The case pits photographer Stephanie Sinclair against the tech website Mashable. When Mashable wanted to include Sinclair’s photo in an article, they offered her $50 to include it. She declined but Mashable embedded the image from her Instagram account instead. This prompted the lawsuit but the judge dismissed the case claiming that Mashable had obtained a sub-license through the Instagram terms of service.
However, since that decision, Instagram has come forward to clarify that its terms of service do not grant sub-licenses to those wishing to embed content and that those embedding images still need to get permission. As a result, Sinclair asked the judge to reconsider and the case has now been reinstated. According to the decision, the Instagram terms of service are “ambiguous” in this area and there is a need to look at the issue more closely.
2: ‘Enola Holmes’ Netflix Movie At The Center Of New Copyright, Trademark Infringement Lawsuit By Sir Arthur Conan Doyle Estate
Next up today, Bryan Sullivan at Forbes reports that the estate of Sir Arthur Conan Doyle has filed a lawsuit against Netflix and others connected with the upcoming film Enola Holmes over alleged copyright and trademark infringement.
Much of the character and story of Sherlock Holmes has lapsed into the public domain. However, the lawsuit claims that the film pulls from elements later in the Holmes stories that are still protected by copyright. This includes a “warmer” version of the character that appeared in later stories. Specifically, the lawsuit focuses on Holmes’ emotions and how the human side of the character evolved in stories that are still copyright-protected.
In addition to the copyright claims, the estate is also claiming trademark infringement.

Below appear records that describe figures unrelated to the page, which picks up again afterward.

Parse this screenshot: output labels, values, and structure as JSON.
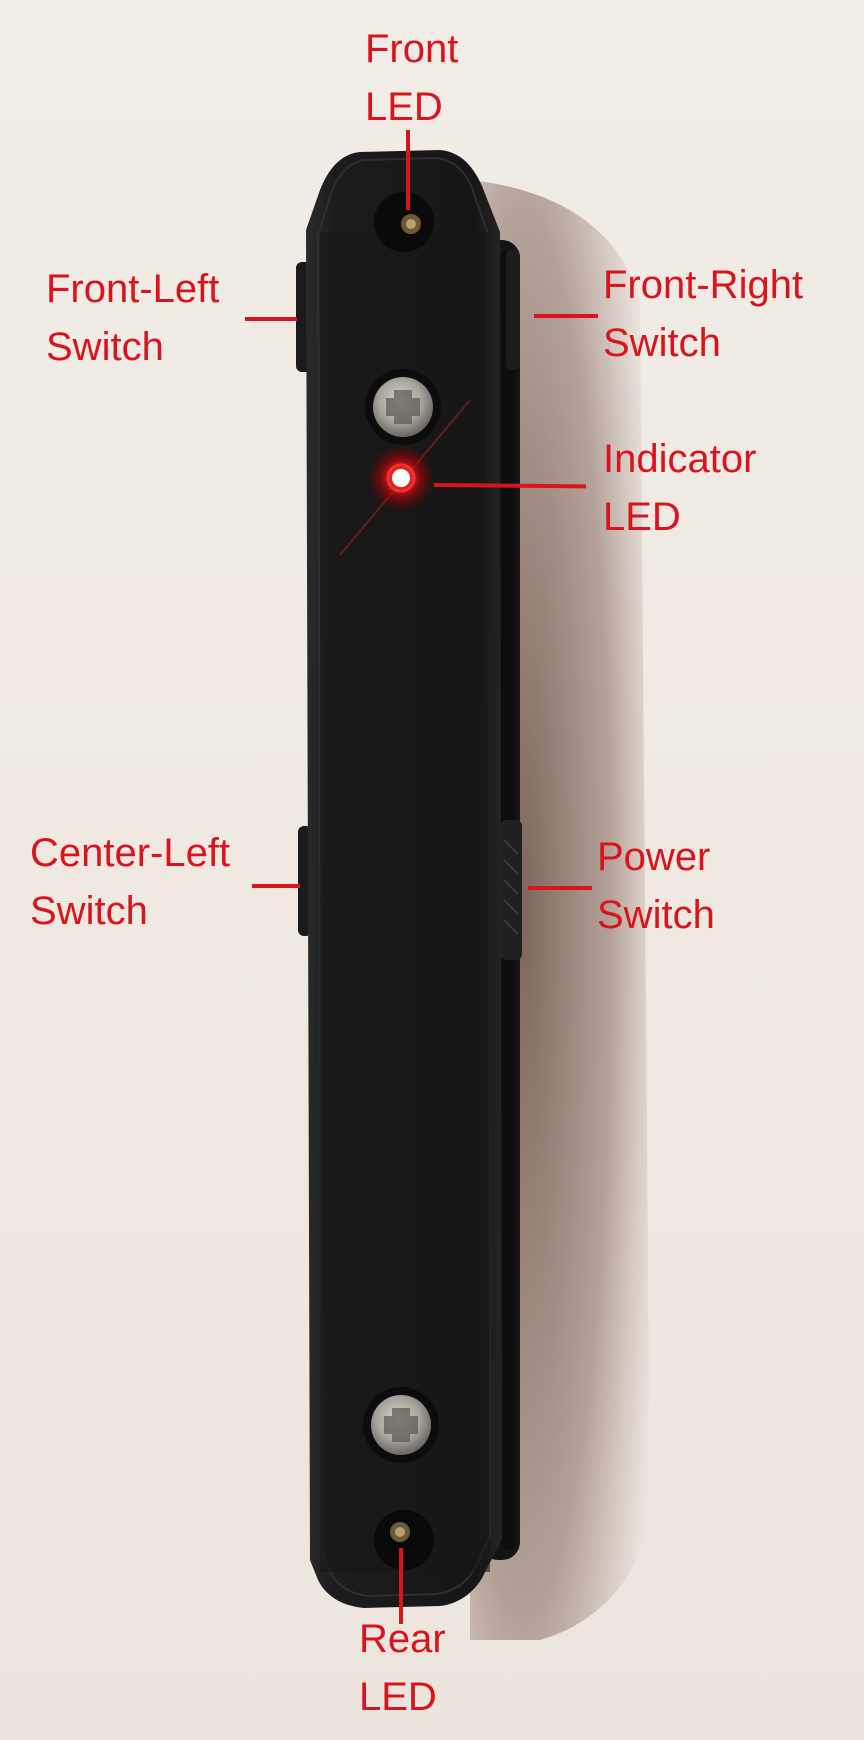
{
  "image": {
    "subject": "black-device-with-annotations",
    "background_color": "#efe9e2",
    "device_color": "#1a1a1a",
    "annotation_color": "#d9141c"
  },
  "annotations": {
    "front_led": {
      "line1": "Front",
      "line2": "LED"
    },
    "front_left_switch": {
      "line1": "Front-Left",
      "line2": "Switch"
    },
    "front_right_switch": {
      "line1": "Front-Right",
      "line2": "Switch"
    },
    "indicator_led": {
      "line1": "Indicator",
      "line2": "LED"
    },
    "center_left_switch": {
      "line1": "Center-Left",
      "line2": "Switch"
    },
    "power_switch": {
      "line1": "Power",
      "line2": "Switch"
    },
    "rear_led": {
      "line1": "Rear",
      "line2": "LED"
    }
  },
  "icons": [
    "front-led-icon",
    "rear-led-icon",
    "indicator-led-icon",
    "screw-icon"
  ]
}
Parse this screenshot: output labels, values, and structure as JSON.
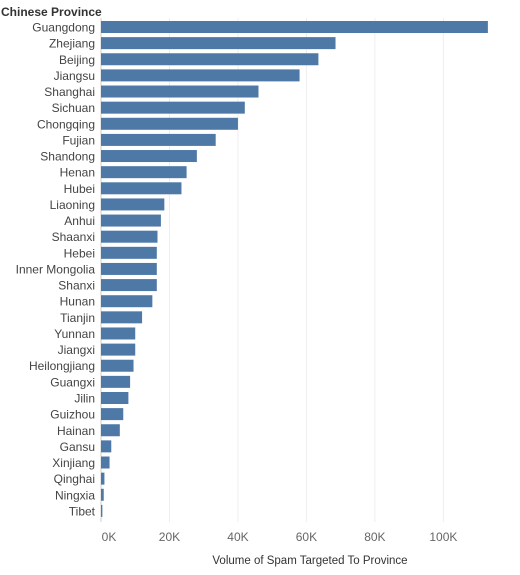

However, those will likely have an uphill battle due to a 2003 Supreme Court decision that prevented trademark claims on public domain works.
Finally today, Aja Romano at Vox reports that, despite multiple reports that the lawsuit against the Internet Archive could be a lethal blow for the organization, the lawsuit is both limited in terms of what it aims to restrict the organization from doing and the damages it seeks.
The Internet Archive was sued on June 1st after the launch of the “National Emergency Library”, which made millions of ebooks available for unlimited digital lending. The Internet Archive has long claimed that, since it owns physical copies of the book, it has the right to lend digital versions of those books. However, with the National Emergency Library it took its debatable theory to an extreme by lending out books without restrictions, including lending unlimited copies of the books regardless of the number they own.
Several reports have made it seem as if the Internet Archive could be ruined financially by the lawsuit with 1.4 million titles and a potential maximum damages of $150,000 per work. However, only 127 books are actually involved in the lawsuit, with maximum damages of just $19 million. That’s an amount equal to about one year’s operating revenue for the organization and even that number is highly unlikely. The lawsuit is not seeking to end the Internet Archive’s preservation initiatives, only the practice of digital lending.